The memories still blend, Connor says, two threads weaving in and out—the fight against acne and the fight against evil, equally present and equally dramatic—both wrapped around his absolute teenage certainty that the world was out to get him and the requisite angst.
It sounds so familiar, and Xander thinks his own life might make more sense if it were split in two parts—natural and supernatural—but he can’t quite figure out which memories would go where. They seem to overlap.
If you ignore the fact that it’s creepy that Angel has a son nearly Xander’s age, it’s easier to talk to Connor than it’s ever been to talk to a virtual stranger and it occurs to Xander to tell Connor everything he’s been afraid to say out loud for the last few months—or maybe the last fifteen years—but he doesn’t. He just sits with his beer and absorbs the small talk, which feels bigger than usual and takes up a little of the empty space.
The evening stretches and then it yawns and half an hour later, they’re standing outside Xander’s hotel room and one second they’re kissing and the next second they’re not.
Connor smiles and ducks his head. “I still feel like I’d be cheating on my wife.”
Xander nods, but it’s not his wife he’s thinking about.

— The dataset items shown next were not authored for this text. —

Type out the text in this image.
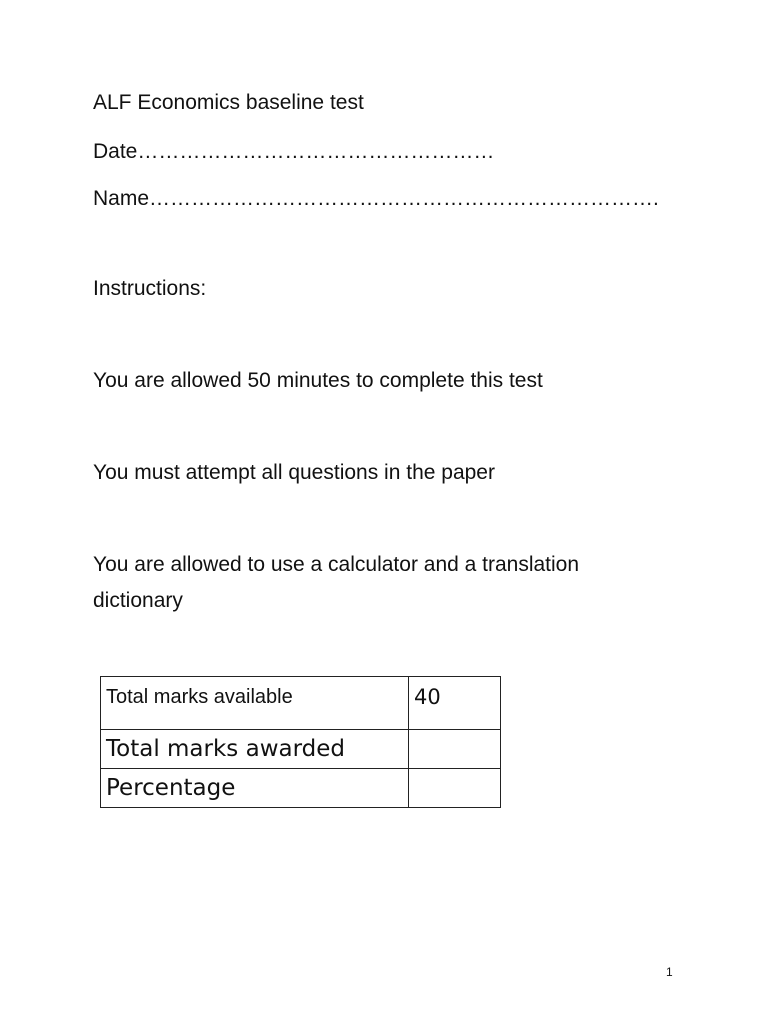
ALF Economics baseline test

Date……………………………………………

Name……………………………………………………………….

Instructions:

You are allowed 50 minutes to complete this test

You must attempt all questions in the paper

You are allowed to use a calculator and a translation

dictionary

Total marks available	40
Total marks awarded	
Percentage	
1
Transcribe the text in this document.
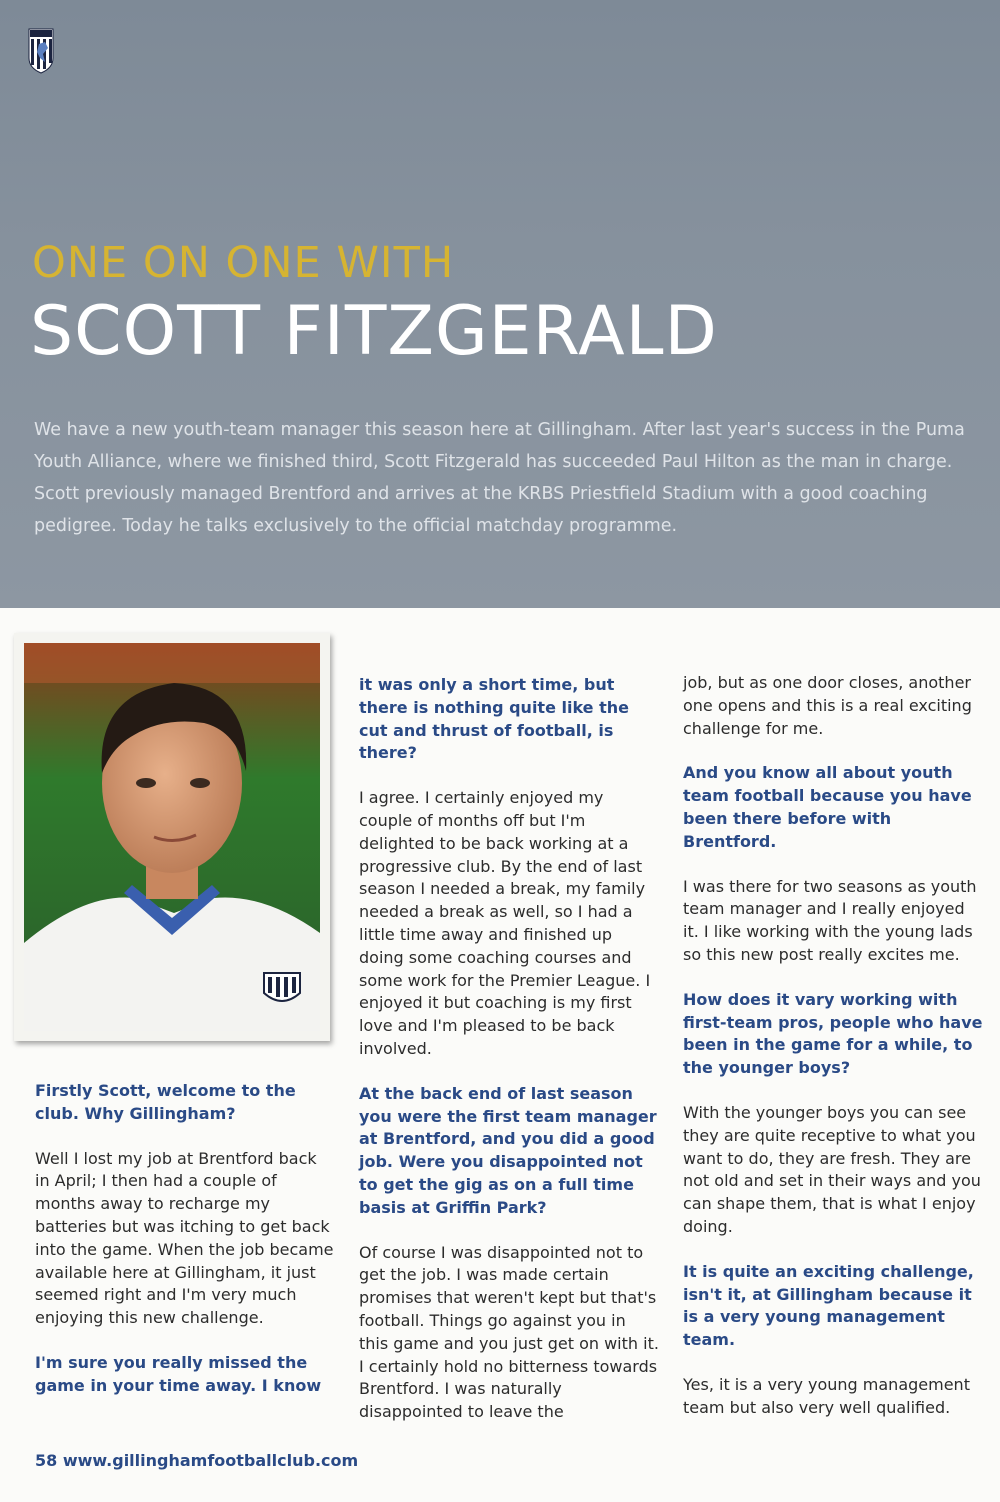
ONE ON ONE WITH
SCOTT FITZGERALD

We have a new youth-team manager this season here at Gillingham. After last year's success in the Puma Youth Alliance, where we finished third, Scott Fitzgerald has succeeded Paul Hilton as the man in charge. Scott previously managed Brentford and arrives at the KRBS Priestfield Stadium with a good coaching pedigree. Today he talks exclusively to the official matchday programme.

Firstly Scott, welcome to the club. Why Gillingham?

Well I lost my job at Brentford back in April; I then had a couple of months away to recharge my batteries but was itching to get back into the game. When the job became available here at Gillingham, it just seemed right and I'm very much enjoying this new challenge.

I'm sure you really missed the game in your time away. I know

it was only a short time, but there is nothing quite like the cut and thrust of football, is there?

I agree. I certainly enjoyed my couple of months off but I'm delighted to be back working at a progressive club. By the end of last season I needed a break, my family needed a break as well, so I had a little time away and finished up doing some coaching courses and some work for the Premier League. I enjoyed it but coaching is my first love and I'm pleased to be back involved.

At the back end of last season you were the first team manager at Brentford, and you did a good job. Were you disappointed not to get the gig as on a full time basis at Griffin Park?

Of course I was disappointed not to get the job. I was made certain promises that weren't kept but that's football. Things go against you in this game and you just get on with it. I certainly hold no bitterness towards Brentford. I was naturally disappointed to leave the

job, but as one door closes, another one opens and this is a real exciting challenge for me.

And you know all about youth team football because you have been there before with Brentford.

I was there for two seasons as youth team manager and I really enjoyed it. I like working with the young lads so this new post really excites me.

How does it vary working with first-team pros, people who have been in the game for a while, to the younger boys?

With the younger boys you can see they are quite receptive to what you want to do, they are fresh. They are not old and set in their ways and you can shape them, that is what I enjoy doing.

It is quite an exciting challenge, isn't it, at Gillingham because it is a very young management team.

Yes, it is a very young management team but also very well qualified.

58 www.gillinghamfootballclub.com
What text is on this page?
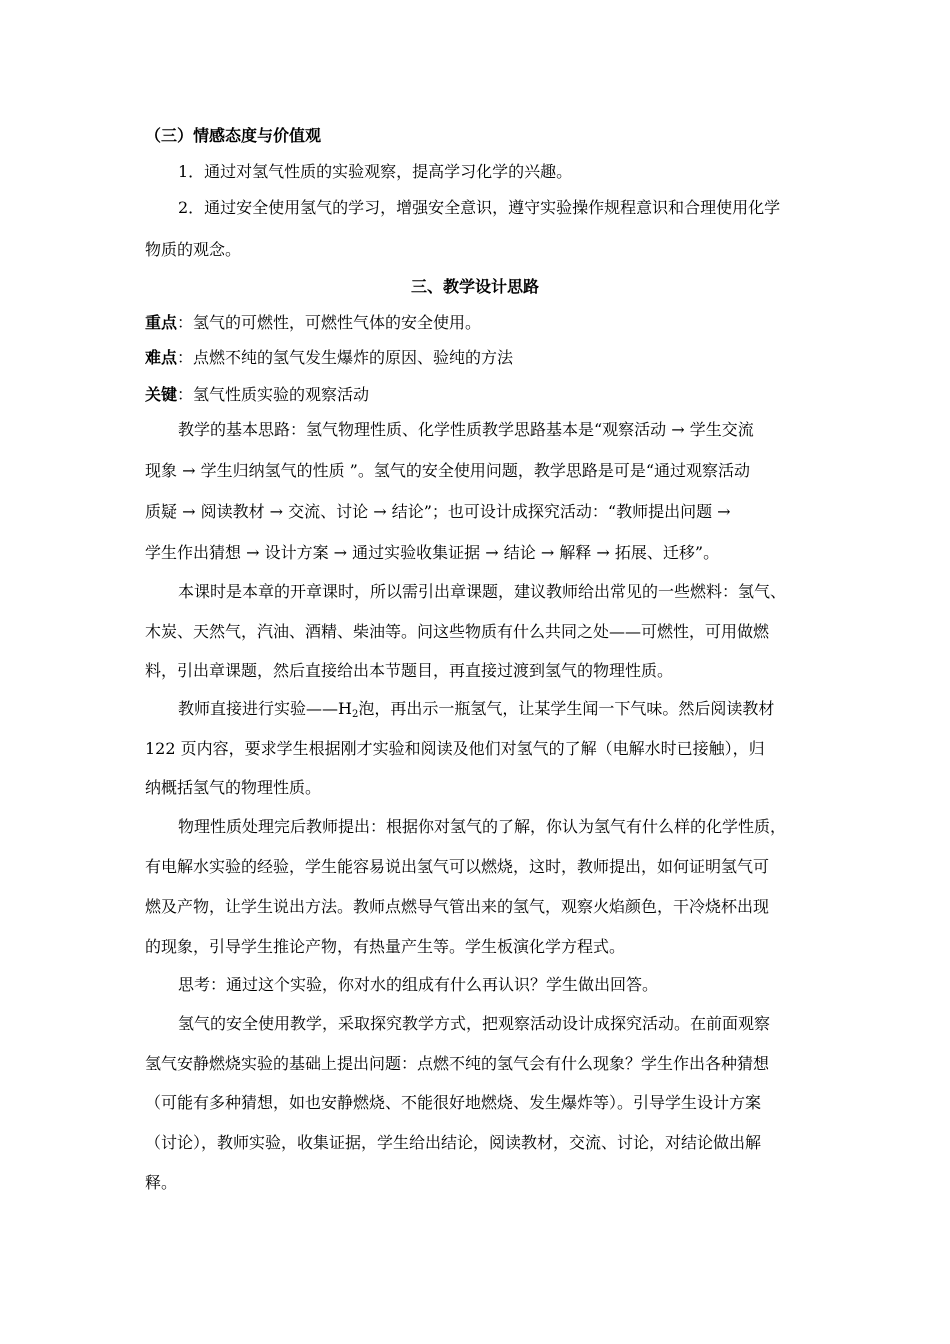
（三）情感态度与价值观
1．通过对氢气性质的实验观察，提高学习化学的兴趣。
2．通过安全使用氢气的学习，增强安全意识，遵守实验操作规程意识和合理使用化学
物质的观念。
三、教学设计思路
重点：氢气的可燃性，可燃性气体的安全使用。
难点：点燃不纯的氢气发生爆炸的原因、验纯的方法
关键：氢气性质实验的观察活动
教学的基本思路：氢气物理性质、化学性质教学思路基本是“观察活动 → 学生交流
现象 → 学生归纳氢气的性质 ”。氢气的安全使用问题，教学思路是可是“通过观察活动
质疑 → 阅读教材 → 交流、讨论 → 结论”；也可设计成探究活动：“教师提出问题 →
学生作出猜想 → 设计方案 → 通过实验收集证据 → 结论 → 解释 → 拓展、迁移”。
本课时是本章的开章课时，所以需引出章课题，建议教师给出常见的一些燃料：氢气、
木炭、天然气，汽油、酒精、柴油等。问这些物质有什么共同之处——可燃性，可用做燃
料，引出章课题，然后直接给出本节题目，再直接过渡到氢气的物理性质。
教师直接进行实验$——H_2$泡，再出示一瓶氢气，让某学生闻一下气味。然后阅读教材
122 页内容，要求学生根据刚才实验和阅读及他们对氢气的了解（电解水时已接触），归
纳概括氢气的物理性质。
物理性质处理完后教师提出：根据你对氢气的了解，你认为氢气有什么样的化学性质，
有电解水实验的经验，学生能容易说出氢气可以燃烧，这时，教师提出，如何证明氢气可
燃及产物，让学生说出方法。教师点燃导气管出来的氢气，观察火焰颜色，干冷烧杯出现
的现象，引导学生推论产物，有热量产生等。学生板演化学方程式。
思考：通过这个实验，你对水的组成有什么再认识？学生做出回答。
氢气的安全使用教学，采取探究教学方式，把观察活动设计成探究活动。在前面观察
氢气安静燃烧实验的基础上提出问题：点燃不纯的氢气会有什么现象？学生作出各种猜想
（可能有多种猜想，如也安静燃烧、不能很好地燃烧、发生爆炸等）。引导学生设计方案
（讨论），教师实验，收集证据，学生给出结论，阅读教材，交流、讨论，对结论做出解
释。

Connor pulls a scrap of paper out of his wallet and a pen from his jacket, writes something and hands it to Xander. Xander smiles and says goodnight. After he closes the door, he looks down at the paper. It’s a dry-cleaning receipt on one side. On the other, there’s an address and a phone number. They’re not Connor’s.
The word “Spike” is scrawled across the top in capital letters.
Xander pulls his cell phone out of his pocket. He sits down in the hotel room chair and sets the phone on the hotel room table next to him. He stares down at the phone number until it goes blurry.
At some point, his eyes drift shut.
He puts himself to bed by the light of false dawn.